Hélas ! en exterminant
et en emprisonnant la généralité des
chrétiens vaudois, là où ils avaient
obtenu les plus beaux succès, en ne leur laissant
aucun repos, on avait réussi à arrêter
les progrès du réveil magnifique que le retour
aux saintes Écritures, à la saine et ancienne
doctrine évangélique, avait
opéré. On put sans doute alors se flatter de
l'étouffer bientôt
tout-à-fait.
De tels résultats
réjouirent la cour de Rome; elle se hâta de
poursuivre son oeuvre infernale et d'employer les
mêmes moyens dans tous les lieux où
l'hérésie lui fut dénoncée,
partout où le pouvoir séculier se soumit au
rôle d'instrument de ses vengeances et d'exterminateur
de ses propres sujets.
Les Vaudois d'Allemagne eurent
aussi leur tour et ne purent échapper à la
persécution.
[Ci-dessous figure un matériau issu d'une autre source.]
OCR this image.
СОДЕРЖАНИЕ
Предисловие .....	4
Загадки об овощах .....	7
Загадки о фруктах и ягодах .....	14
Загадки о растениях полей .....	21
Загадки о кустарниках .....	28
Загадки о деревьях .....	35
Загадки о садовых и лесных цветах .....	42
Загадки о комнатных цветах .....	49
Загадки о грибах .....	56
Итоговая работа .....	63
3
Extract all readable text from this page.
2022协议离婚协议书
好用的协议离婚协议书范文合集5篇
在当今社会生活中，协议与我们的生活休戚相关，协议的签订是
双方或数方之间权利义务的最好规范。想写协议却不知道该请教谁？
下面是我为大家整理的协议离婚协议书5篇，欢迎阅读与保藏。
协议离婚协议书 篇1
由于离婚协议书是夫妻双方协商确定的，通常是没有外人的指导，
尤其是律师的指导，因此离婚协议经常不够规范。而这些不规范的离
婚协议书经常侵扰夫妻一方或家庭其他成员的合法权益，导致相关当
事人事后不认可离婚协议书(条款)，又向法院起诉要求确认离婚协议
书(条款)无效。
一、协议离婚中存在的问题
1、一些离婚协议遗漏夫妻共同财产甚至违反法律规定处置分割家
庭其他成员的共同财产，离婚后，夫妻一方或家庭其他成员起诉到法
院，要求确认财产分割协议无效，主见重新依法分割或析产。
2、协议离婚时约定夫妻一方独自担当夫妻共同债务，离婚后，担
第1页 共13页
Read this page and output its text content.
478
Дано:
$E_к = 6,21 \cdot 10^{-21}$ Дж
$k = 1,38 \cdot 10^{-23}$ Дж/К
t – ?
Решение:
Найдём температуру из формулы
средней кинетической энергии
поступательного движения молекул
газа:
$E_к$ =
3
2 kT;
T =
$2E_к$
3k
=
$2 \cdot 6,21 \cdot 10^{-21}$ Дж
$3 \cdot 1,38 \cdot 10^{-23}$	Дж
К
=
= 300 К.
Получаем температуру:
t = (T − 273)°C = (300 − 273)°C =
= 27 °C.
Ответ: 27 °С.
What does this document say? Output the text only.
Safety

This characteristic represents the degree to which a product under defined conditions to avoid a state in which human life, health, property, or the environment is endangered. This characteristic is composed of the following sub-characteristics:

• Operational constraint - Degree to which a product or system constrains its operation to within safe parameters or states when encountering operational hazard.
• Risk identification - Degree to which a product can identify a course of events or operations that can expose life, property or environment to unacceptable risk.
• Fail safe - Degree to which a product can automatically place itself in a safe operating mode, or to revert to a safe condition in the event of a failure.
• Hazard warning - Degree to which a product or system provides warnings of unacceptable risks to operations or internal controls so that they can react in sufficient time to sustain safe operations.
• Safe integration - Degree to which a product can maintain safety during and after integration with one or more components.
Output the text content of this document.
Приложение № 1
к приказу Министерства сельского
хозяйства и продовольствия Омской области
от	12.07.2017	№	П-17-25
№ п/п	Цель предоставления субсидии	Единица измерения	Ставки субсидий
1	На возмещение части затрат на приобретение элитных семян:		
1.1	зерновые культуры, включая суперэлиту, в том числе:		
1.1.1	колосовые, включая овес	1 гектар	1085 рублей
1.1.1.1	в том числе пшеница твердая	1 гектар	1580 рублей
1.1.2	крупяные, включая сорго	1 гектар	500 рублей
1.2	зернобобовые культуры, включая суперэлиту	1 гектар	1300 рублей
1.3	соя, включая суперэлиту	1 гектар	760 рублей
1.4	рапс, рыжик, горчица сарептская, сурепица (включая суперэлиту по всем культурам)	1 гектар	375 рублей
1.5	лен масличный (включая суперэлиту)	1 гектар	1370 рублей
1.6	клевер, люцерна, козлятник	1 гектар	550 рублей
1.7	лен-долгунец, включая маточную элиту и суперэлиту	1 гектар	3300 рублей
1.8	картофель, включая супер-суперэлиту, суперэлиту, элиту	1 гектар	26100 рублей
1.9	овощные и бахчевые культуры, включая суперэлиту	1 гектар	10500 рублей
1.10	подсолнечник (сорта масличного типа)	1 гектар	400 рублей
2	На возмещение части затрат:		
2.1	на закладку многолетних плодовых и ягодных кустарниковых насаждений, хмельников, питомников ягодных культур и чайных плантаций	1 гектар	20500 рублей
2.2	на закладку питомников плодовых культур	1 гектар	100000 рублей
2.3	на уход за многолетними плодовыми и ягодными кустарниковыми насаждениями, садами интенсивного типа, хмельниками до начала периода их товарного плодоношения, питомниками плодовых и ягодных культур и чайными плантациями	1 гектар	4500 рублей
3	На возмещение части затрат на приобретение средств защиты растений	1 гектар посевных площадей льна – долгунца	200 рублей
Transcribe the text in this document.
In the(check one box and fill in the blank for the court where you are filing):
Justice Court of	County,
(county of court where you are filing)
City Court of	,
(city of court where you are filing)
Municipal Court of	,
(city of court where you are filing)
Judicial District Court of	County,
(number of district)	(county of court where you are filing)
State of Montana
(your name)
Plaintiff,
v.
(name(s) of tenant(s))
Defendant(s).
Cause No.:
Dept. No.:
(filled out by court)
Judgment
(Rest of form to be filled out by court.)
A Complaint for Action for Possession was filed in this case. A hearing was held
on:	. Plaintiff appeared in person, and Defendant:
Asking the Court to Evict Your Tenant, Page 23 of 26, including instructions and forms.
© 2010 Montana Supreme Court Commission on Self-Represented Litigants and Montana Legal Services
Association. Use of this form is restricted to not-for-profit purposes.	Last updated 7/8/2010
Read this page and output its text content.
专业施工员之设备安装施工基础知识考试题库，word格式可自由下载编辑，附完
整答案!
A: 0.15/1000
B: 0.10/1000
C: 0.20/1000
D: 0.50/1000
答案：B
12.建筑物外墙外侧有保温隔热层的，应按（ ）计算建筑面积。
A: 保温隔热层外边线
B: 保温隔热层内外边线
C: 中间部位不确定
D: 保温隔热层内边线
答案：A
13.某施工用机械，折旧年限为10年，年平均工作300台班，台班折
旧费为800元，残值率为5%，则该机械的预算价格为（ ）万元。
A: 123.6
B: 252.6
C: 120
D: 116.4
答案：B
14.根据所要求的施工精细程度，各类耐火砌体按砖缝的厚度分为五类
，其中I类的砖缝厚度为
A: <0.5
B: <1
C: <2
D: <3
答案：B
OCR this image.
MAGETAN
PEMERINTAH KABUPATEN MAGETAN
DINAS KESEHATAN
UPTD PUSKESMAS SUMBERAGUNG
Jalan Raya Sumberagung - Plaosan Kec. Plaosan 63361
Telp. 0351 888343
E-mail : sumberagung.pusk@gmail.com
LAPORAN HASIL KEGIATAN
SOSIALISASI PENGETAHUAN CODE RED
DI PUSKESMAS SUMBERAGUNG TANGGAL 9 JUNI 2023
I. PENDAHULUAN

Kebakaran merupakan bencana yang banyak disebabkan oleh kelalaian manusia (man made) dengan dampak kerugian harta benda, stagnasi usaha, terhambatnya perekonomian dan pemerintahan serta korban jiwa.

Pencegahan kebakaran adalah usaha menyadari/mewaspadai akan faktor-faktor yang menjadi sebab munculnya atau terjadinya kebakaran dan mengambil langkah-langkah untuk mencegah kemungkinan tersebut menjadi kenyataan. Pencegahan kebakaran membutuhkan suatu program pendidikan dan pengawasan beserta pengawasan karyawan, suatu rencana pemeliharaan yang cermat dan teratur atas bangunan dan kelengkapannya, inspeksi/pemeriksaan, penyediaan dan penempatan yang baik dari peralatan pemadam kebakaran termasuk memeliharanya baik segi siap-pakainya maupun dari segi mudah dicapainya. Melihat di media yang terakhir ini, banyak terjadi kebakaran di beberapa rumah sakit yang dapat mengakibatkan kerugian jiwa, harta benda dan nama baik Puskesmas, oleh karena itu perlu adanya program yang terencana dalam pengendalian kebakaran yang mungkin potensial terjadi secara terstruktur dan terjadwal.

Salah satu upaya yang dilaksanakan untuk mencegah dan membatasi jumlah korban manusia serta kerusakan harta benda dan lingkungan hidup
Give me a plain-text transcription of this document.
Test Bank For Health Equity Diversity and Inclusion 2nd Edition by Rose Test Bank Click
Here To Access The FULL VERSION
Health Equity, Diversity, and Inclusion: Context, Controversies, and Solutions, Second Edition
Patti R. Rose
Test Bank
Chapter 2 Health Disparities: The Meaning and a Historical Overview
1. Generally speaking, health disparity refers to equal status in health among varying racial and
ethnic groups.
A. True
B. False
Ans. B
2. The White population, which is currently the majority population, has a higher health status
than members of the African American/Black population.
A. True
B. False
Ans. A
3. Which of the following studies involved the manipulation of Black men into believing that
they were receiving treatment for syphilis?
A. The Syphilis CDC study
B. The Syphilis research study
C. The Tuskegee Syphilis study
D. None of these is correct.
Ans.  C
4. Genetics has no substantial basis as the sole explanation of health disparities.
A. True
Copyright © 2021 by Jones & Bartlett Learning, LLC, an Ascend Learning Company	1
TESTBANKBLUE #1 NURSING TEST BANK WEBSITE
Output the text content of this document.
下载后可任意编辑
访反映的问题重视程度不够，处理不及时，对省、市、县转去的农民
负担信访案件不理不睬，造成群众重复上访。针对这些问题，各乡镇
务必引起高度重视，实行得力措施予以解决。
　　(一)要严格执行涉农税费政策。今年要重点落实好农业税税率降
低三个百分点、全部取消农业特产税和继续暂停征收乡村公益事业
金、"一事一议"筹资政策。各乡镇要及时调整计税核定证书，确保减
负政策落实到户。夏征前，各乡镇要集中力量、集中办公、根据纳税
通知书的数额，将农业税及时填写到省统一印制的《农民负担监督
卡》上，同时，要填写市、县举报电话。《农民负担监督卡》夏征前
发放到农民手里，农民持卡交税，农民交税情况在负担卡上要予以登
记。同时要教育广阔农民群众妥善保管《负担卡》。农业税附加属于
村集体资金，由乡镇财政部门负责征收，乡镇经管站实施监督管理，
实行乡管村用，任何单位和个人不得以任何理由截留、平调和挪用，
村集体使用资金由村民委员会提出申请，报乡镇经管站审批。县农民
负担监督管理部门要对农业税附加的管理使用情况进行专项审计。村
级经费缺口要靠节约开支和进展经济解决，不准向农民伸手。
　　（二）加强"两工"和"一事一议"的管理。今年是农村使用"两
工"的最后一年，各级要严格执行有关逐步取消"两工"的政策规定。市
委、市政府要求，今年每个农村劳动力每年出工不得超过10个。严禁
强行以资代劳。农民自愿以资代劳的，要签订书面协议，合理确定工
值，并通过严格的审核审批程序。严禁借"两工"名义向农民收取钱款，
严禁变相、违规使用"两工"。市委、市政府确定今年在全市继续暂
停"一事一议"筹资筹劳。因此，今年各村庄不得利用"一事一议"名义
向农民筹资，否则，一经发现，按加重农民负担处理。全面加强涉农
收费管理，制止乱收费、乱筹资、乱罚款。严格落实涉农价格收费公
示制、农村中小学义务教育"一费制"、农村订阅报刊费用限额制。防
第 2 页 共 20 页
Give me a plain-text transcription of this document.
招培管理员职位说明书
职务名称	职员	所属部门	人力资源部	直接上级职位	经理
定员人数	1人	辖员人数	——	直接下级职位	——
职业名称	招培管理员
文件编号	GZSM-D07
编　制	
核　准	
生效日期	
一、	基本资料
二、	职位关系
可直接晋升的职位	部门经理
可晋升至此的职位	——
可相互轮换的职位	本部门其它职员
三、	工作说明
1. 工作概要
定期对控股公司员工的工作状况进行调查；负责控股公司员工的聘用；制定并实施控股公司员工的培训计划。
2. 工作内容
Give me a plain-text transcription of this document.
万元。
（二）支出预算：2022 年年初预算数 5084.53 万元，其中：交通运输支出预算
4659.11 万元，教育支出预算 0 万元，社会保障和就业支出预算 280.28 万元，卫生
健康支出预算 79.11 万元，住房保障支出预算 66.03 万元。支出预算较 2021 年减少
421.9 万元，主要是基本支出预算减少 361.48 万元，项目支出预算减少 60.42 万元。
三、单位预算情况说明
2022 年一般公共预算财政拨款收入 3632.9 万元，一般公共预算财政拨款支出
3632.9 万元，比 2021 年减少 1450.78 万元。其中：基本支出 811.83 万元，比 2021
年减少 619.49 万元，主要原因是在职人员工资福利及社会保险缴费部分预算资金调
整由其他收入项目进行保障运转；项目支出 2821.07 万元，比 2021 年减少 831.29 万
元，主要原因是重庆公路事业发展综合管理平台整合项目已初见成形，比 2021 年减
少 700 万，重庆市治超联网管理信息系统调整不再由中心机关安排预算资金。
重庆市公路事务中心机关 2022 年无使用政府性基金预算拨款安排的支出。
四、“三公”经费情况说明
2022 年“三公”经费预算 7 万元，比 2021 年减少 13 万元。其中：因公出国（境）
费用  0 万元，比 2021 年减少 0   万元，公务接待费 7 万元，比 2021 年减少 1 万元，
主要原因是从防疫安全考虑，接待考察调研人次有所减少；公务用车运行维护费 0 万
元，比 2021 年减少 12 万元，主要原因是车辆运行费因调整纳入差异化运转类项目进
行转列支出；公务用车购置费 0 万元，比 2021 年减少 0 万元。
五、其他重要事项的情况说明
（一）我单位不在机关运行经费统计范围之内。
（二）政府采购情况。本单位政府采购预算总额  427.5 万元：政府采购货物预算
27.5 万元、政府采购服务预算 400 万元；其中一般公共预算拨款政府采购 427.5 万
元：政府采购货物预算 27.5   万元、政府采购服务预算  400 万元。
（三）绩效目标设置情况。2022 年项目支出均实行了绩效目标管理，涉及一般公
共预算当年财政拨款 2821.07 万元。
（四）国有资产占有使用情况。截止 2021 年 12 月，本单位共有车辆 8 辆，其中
On en saisit quatre-vingts dans la seule
ville de Strasbourg, dont la plupart furent livrés
aux flammes. Le fameux inquisiteur Conrad de Marpurg
recourut à un moyen sûr de convaincre les
accusés ; il les soumettait à l'épreuve
du fer rougi au feu. L'an 1233, un grand nombre
d'hérétiques furent également
brûlés en divers lieux de l'Allemagne par les
soins de ce même moine prêcheur et inquisiteur,
qui, enfin, paya ses exactions par une mort violente. Dans
le cours du. siècle, l'on renouvela souvent les
mêmes supplices. Matthieu Paris rapporte que, l'an
1249, on condamna aux flammes quatre cent quarante-trois
hérétiques, en Saxe et en
Poméranie.
Parmi les victimes qui
appartenaient à la Germanie, l'on vit avec
étonnement à Heidelberg, l'an 1234, un
inquisiteur, le moine Echard, ancien persécuteur des
Vaudois, monter à son tour sur le bâcher.
L'esprit de Dieu l'avait atteint pendant qu'il faisait subir
des interrogatoires aux accusés; leur constance au
milieu des supplices l'avait subjugué à
l'Évangile. Beau triomphe de la foi! - Nous sommes
sans renseignements sur ce, qui se passait en Italie.